Чтение онлайн

ЖАНРЫ

Шрифт:

— Чем дальше я узнаю тебя, Анна, — сказал я, — тем больше ты меня удивляешь. Какая ты…

— Какая? — быстро перебила меня Анна, и на ее бледных щеках проступил румянец, на губах появилась ироническая улыбка. — Красивая, да? Хочется меня, да?

Последние слова она произнесла не те, которые я написал, а другие, более грубые, в ее духе, так сказать, без марафета. Если не внешне, то, по крайней мере, внутренне я сжался, сделал шаг назад к двери. Печаль охватила меня не столько за нее — к ее такого рода выходкам я уже привык, — сколько за себя. Неужели она и во мне видит такого же циника, как Коля-грузчик: «П-палтуса хотца, Настя, кинуть. Сообразим?» Я ведь никогда не давал повода, не грубил, не шутил прямо, по крайней мере с ней, Анной Зима! И тут же я поймал в себе странное ощущение

того, что она в чем-то, пусть частично, но права. Я был полным сил тридцатипятилетним мужчиной, и во мне кипела кровь. Я давно чувствовал неодолимое влечение к ней, только не признавался в этом даже себе в тайных мыслях. Я, пожалуй, все отдал бы за то, чтобы неистово крепко прижаться к ней, обнять, засыпать поцелуями и… потом в изнеможении положить голову на ее грудь, вдохнуть аромат ее волос, забыться, отдохнуть.

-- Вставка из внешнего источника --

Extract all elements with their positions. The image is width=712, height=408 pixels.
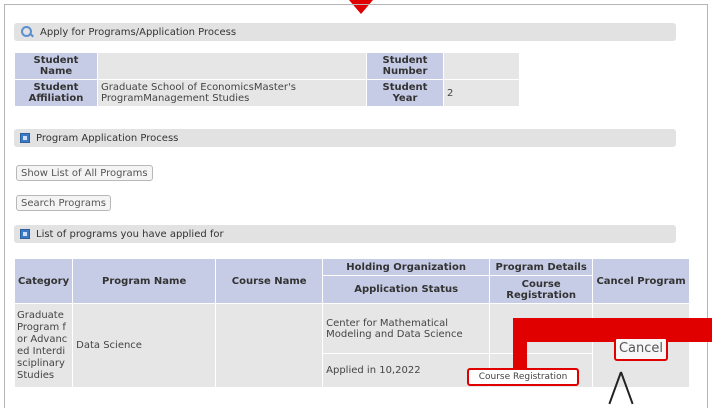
col-course-registration: Course Registration xyxy=(489,275,594,304)
col-program-name: Program Name xyxy=(72,258,217,304)
cell-category: Graduate Program for Advanced Interdisci… xyxy=(13,303,74,388)
page-title: Apply for Programs/Application Process xyxy=(40,26,237,38)
student-name-label: Student Name xyxy=(14,52,98,80)
page-title-bar: Apply for Programs/Application Process xyxy=(14,23,676,41)
student-affiliation-label: Student Affiliation xyxy=(14,79,98,107)
show-all-programs-button[interactable]: Show List of All Programs xyxy=(16,165,153,181)
col-course-name: Course Name xyxy=(215,258,324,304)
student-year-value: 2 xyxy=(443,79,520,107)
process-section-bar: Program Application Process xyxy=(14,129,676,147)
student-year-label: Student Year xyxy=(366,79,444,107)
student-number-label: Student Number xyxy=(366,52,444,80)
course-registration-button[interactable]: Course Registration xyxy=(467,368,579,386)
cancel-button[interactable]: Cancel xyxy=(614,337,668,361)
col-cancel-program: Cancel Program xyxy=(592,258,690,304)
student-name-value xyxy=(97,52,367,80)
col-application-status: Application Status xyxy=(322,275,491,304)
cell-holding-org: Center for Mathematical Modeling and Dat… xyxy=(322,303,491,354)
student-affiliation-value: Graduate School of EconomicsMaster's Pro… xyxy=(97,79,367,107)
search-icon xyxy=(20,25,34,39)
section-square-icon xyxy=(20,133,30,143)
cell-program-name: Data Science xyxy=(72,303,217,388)
cell-course-name xyxy=(215,303,324,388)
cell-application-status: Applied in 10,2022 xyxy=(322,353,491,388)
highlight-bar-horizontal xyxy=(513,318,712,342)
section-square-icon xyxy=(20,229,30,239)
applied-section-title: List of programs you have applied for xyxy=(36,228,224,240)
search-programs-button[interactable]: Search Programs xyxy=(16,195,111,211)
student-info-table: Student Name Student Number Student Affi… xyxy=(14,52,520,107)
highlight-bar-vertical xyxy=(513,318,527,372)
col-program-details: Program Details xyxy=(489,258,594,276)
applied-section-bar: List of programs you have applied for xyxy=(14,225,676,243)
col-category: Category xyxy=(13,258,74,304)
process-section-title: Program Application Process xyxy=(36,132,179,144)
student-number-value xyxy=(443,52,520,80)
col-holding-org: Holding Organization xyxy=(322,258,491,276)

Я любил раньше и в тот год на крабовой путине любил ту, которую оставил с Олеськой на берегу, но все мои любви, даже вместе взятые, были крошечными, какими-то худосочными по сравнению с любовью — какая это тайна, и останется она тайной во веки веков! — повторяю, по сравнению с возникающей любовью к Анне. Пожелай она, я стал бы ее мужем, отцом ее детей, рабом, если хотите, бросил бы все на свете только за несколько минут счастья с нею, воплотившею в себе все самое женственное нашего мира. Но я совершенно твердо знал: она никогда не желала и не пожелает быть близкой мне даже на одну секунду. Ни я, ни другие, по крайней мере на нашей флотилии, мужчины ее не волновали. Больше того, она нас презирала. «Уж не марсианка ли она?» — подумал я. Да такого быть не может, она такая, как все женщины, холодность ее нарочитая! А сердце мне подсказывало: нет, это неправда! Анна естественна во всем, как дыхание, как это Охотское море, которое мы бороздим и поганим; как нетленные звезды, что над нами.

Я взял себя в руки, ладно! С таким же успехом я мог бы влюбиться в луну, которая для меня недосягаема. Ладно! Разве я одинок в своем неразделенном чувстве? Я вспомнил Костю — теперь очень я хорошо понимал его — и сказал Анне то, что уже не раз говорил Костя:

— Ну, зачем ты так, Аннушка?

Она ничего на это не ответила, печально улыбнулась то ли мне, то ли этому красивому символу удачи — королевскому крабу, протянула руку к полке и осторожно вытащила томик Тютчева, раскрыла его и прочитала: «О, как убийственно мы любим, как в буйной слепоте страстей мы то всего вернее губим, что сердцу нашему милей! Давно ль, гордясь своей победой, ты говорил: она моя… Год не прошел — спроси и сведай, что уцелело от нея. Куда ланит девались розы, улыбка уст и блеск очей? Все опалили, выжгли слезы горючей влагою своей».

Тут зашуршала занавеска по левую руку от меня — на второй кровати сто пятой каюты плавзавода «Никитин» я увидел одетую и даже причесанную Надю. Как видно, она давно проснулась и в своем уголке тихо, как мышка, слушала наш разговор и привела себя в порядок. И, главное, что мне бросилось в глаза, это чудная, странного покроя куртка на ней. И сшита она была из странного, как бы лягушачьего материала, пятнисто-блескучего, гофрированного, с множеством кармашков и подобием газырей на груди. На Дальнем Востоке развита прибрежная торговля с Японией. И я уже насмотрелся на множество различных вещей японского производства. Они броские, красивые, элегантные и бывают такого цвета, что, как говорится, я тебе дам! Но Надина куртка превосходила всякую фантазию.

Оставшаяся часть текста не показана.